By Robert Lynch
The pod seal slid open; air whooshed in as the hermetic seal popped, red flashes and sirens assaulted Meg’s senses. Her eyes struggled to open; she was dehydrated, her muscles sluggish. She pulled herself up from the pod. The head rush nearly knocked her out, were it not for the stabbing pain in her temples as a migraine tore through her head.
She could hear her pulse in her ears; it was fast. She was slick with sweat, burning with fever.
She took a breath. She had air; she had time to slow down and assess. Listen to the training. She took a second breath. Her pulse eased, slightly.
She knew what was happening. She was presenting with the symptoms of lightspeed sickness. She had to get to the AutoDoc; no time for questions. Not even to wonder how she could have got lightspeed sickness while in hypersleep.
Meg climbed out of the pod, her feet unable to hold her body weight; she slid slowly to the floor. It was more comfortable lying down; her head didn’t hurt so much. As she crawled the red flashes were interrupted by white flashes. White flashes were not part of the emergency system. She looked at the window but could see nothing from her vantage point on the floor. It didn’t matter right now anyway; she had to get to the AutoDoc. The medbay wasn’t far.
The crawl seemed to take forever, although she probably covered the ground in a couple of minutes, Meg climbed up onto the AutoDoc chair. The display, sensing a patient, moved into view and read out the problems and diagnoses. Lightspeed sickness was top of the list. She tapped the consent button for procedures related to that illness. Hypodermic needles came out of the chair arm and expertly found her veins. Saline and a drug cocktail began to make her feel a lot better.
She instinctively went to grab her communicator, then realised that she was still in her hypersleep suit, so she dropped the AutoDoc screen to common functions and called the bridge.
“This is Meg,” she said, “What the hell is going on?”
“Lieutenant,” the computer’s voice said, “The crew is incapacitated, we were attacked at lightspeed, and I initiated defensive manoeuvres.”
“Why wake me up?” Meg asked, “Surely the Captain should be the first one awake?”
“He was.” The computer replied. “The ship is still at near lightspeed and decelerating, he was immediately afflicted with lightspeed sickness and even with first aid treatment he succumbed.
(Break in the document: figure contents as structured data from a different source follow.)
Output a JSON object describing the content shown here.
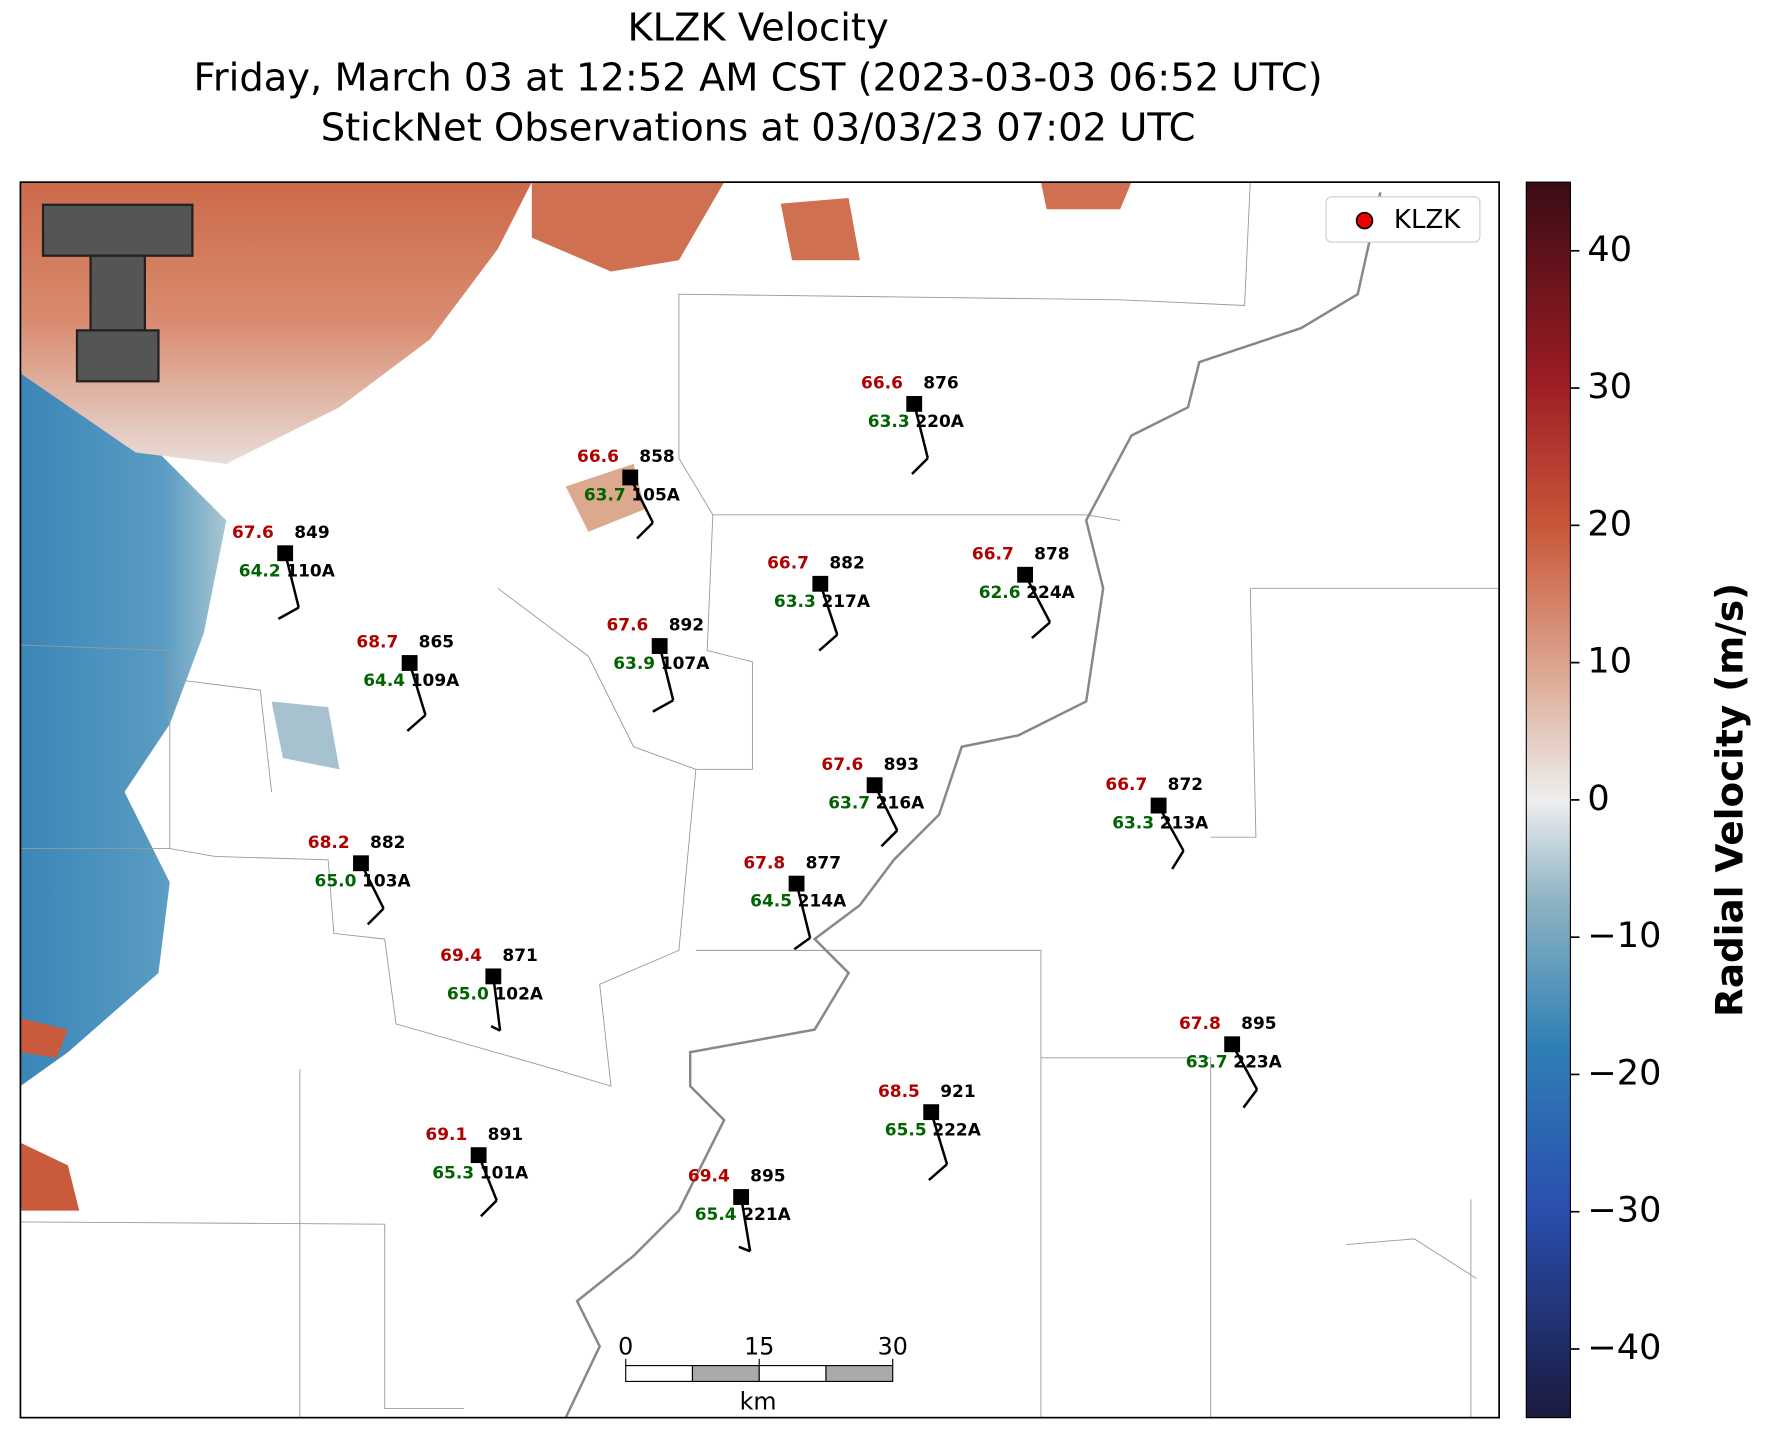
{
  "title": "KLZK Velocity",
  "subtitle": "Friday, March 03 at 12:52 AM CST (2023-03-03 06:52 UTC)",
  "observation_time": "StickNet Observations at 03/03/23 07:02 UTC",
  "legend_label": "KLZK",
  "colorbar": {
    "label": "Radial Velocity (m/s)",
    "lim": [
      -45,
      45
    ],
    "ticks": [
      {
        "value": -40,
        "label": "−40"
      },
      {
        "value": -30,
        "label": "−30"
      },
      {
        "value": -20,
        "label": "−20"
      },
      {
        "value": -10,
        "label": "−10"
      },
      0,
      10,
      20,
      30,
      40
    ]
  },
  "scale_bar": {
    "ticks": [
      0,
      15,
      30
    ],
    "unit": "km"
  },
  "stations": [
    {
      "id": "220A",
      "temperature": 66.6,
      "dewpoint": 63.3,
      "pressure": 876
    },
    {
      "id": "105A",
      "temperature": 66.6,
      "dewpoint": 63.7,
      "pressure": 858
    },
    {
      "id": "110A",
      "temperature": 67.6,
      "dewpoint": 64.2,
      "pressure": 849
    },
    {
      "id": "217A",
      "temperature": 66.7,
      "dewpoint": 63.3,
      "pressure": 882
    },
    {
      "id": "224A",
      "temperature": 66.7,
      "dewpoint": 62.6,
      "pressure": 878
    },
    {
      "id": "107A",
      "temperature": 67.6,
      "dewpoint": 63.9,
      "pressure": 892
    },
    {
      "id": "109A",
      "temperature": 68.7,
      "dewpoint": 64.4,
      "pressure": 865
    },
    {
      "id": "216A",
      "temperature": 67.6,
      "dewpoint": 63.7,
      "pressure": 893
    },
    {
      "id": "213A",
      "temperature": 66.7,
      "dewpoint": 63.3,
      "pressure": 872
    },
    {
      "id": "103A",
      "temperature": 68.2,
      "dewpoint": {
        "value": 65.0,
        "label": "65.0"
      },
      "pressure": 882
    },
    {
      "id": "214A",
      "temperature": 67.8,
      "dewpoint": 64.5,
      "pressure": 877
    },
    {
      "id": "102A",
      "temperature": 69.4,
      "dewpoint": {
        "value": 65.0,
        "label": "65.0"
      },
      "pressure": 871
    },
    {
      "id": "223A",
      "temperature": 67.8,
      "dewpoint": 63.7,
      "pressure": 895
    },
    {
      "id": "222A",
      "temperature": 68.5,
      "dewpoint": 65.5,
      "pressure": 921
    },
    {
      "id": "101A",
      "temperature": 69.1,
      "dewpoint": 65.3,
      "pressure": 891
    },
    {
      "id": "221A",
      "temperature": 69.4,
      "dewpoint": 65.4,
      "pressure": 895
    }
  ]
}
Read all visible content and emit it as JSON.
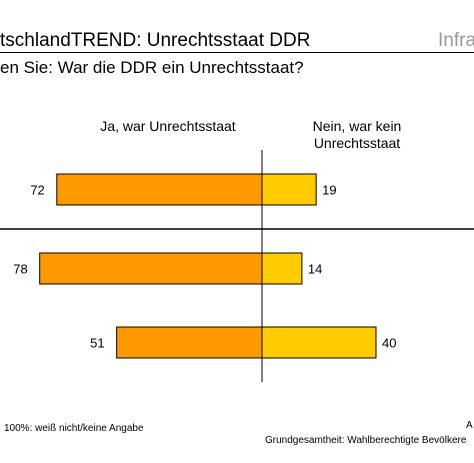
{
  "header": {
    "title": "tschlandTREND: Unrechtsstaat DDR",
    "brand": "Infra",
    "question": "en Sie: War die DDR ein Unrechtsstaat?"
  },
  "footer": {
    "note": "100%: weiß nicht/keine Angabe",
    "right_top": "A",
    "base": "Grundgesamtheit: Wahlberechtigte Bevölkere"
  },
  "colors": {
    "ja": "#FF9900",
    "nein": "#FFCC00"
  },
  "chart_data": {
    "type": "bar",
    "orientation": "diverging-horizontal",
    "legend": [
      "Ja, war Unrechtsstaat",
      "Nein, war kein Unrechtsstaat"
    ],
    "rows": [
      {
        "ja": 72,
        "nein": 19
      },
      {
        "ja": 78,
        "nein": 14
      },
      {
        "ja": 51,
        "nein": 40
      }
    ],
    "series": [
      {
        "name": "Ja, war Unrechtsstaat",
        "values": [
          72,
          78,
          51
        ]
      },
      {
        "name": "Nein, war kein Unrechtsstaat",
        "values": [
          19,
          14,
          40
        ]
      }
    ]
  }
}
You were awakened as the closest pod to the AutoDoc; you can get proper acclimatised care before helping him.”
“So I’m the most senior officer awake?” Meg asked.
“Affirmative.” The computer confirmed.
“Lightspeed sickness can be deadly if not treated, how long has the Captain been out?” Meg asked.
“94 minutes.” The computer told her. “Internal sensors show a weak pulse.”
“How long before I can get out of the ‘Doc and help him?” Meg asked.
“Recommended fluid intake is 125mL/hour.” The computer said.
“Yeah, but you can push it,” Meg said, recalling the first aid training. “The quicker I can grab the Captain and get him in the ‘Doc, the better. Get it out me as quick as you can, override the safeties if you have to.”
“As you wish.” The computer said.
Five minutes later, Meg was pulling the Captain through the ship and onto the AutoDoc.
“The Captain’s readings are erratic. It will take time to stabilise him, 6 hours at least. Until that time, I cannot revive anyone else.”
“Right,” Meg said. “So I’m in charge. This is going to be an interesting report; I’m what 47th in line for command or something?”
“39th,” the computer corrected.
“Running the ship, alone, in battle, during a deceleration. Fun,” Meg said. “Speaking of the battle, what the hell is going on?”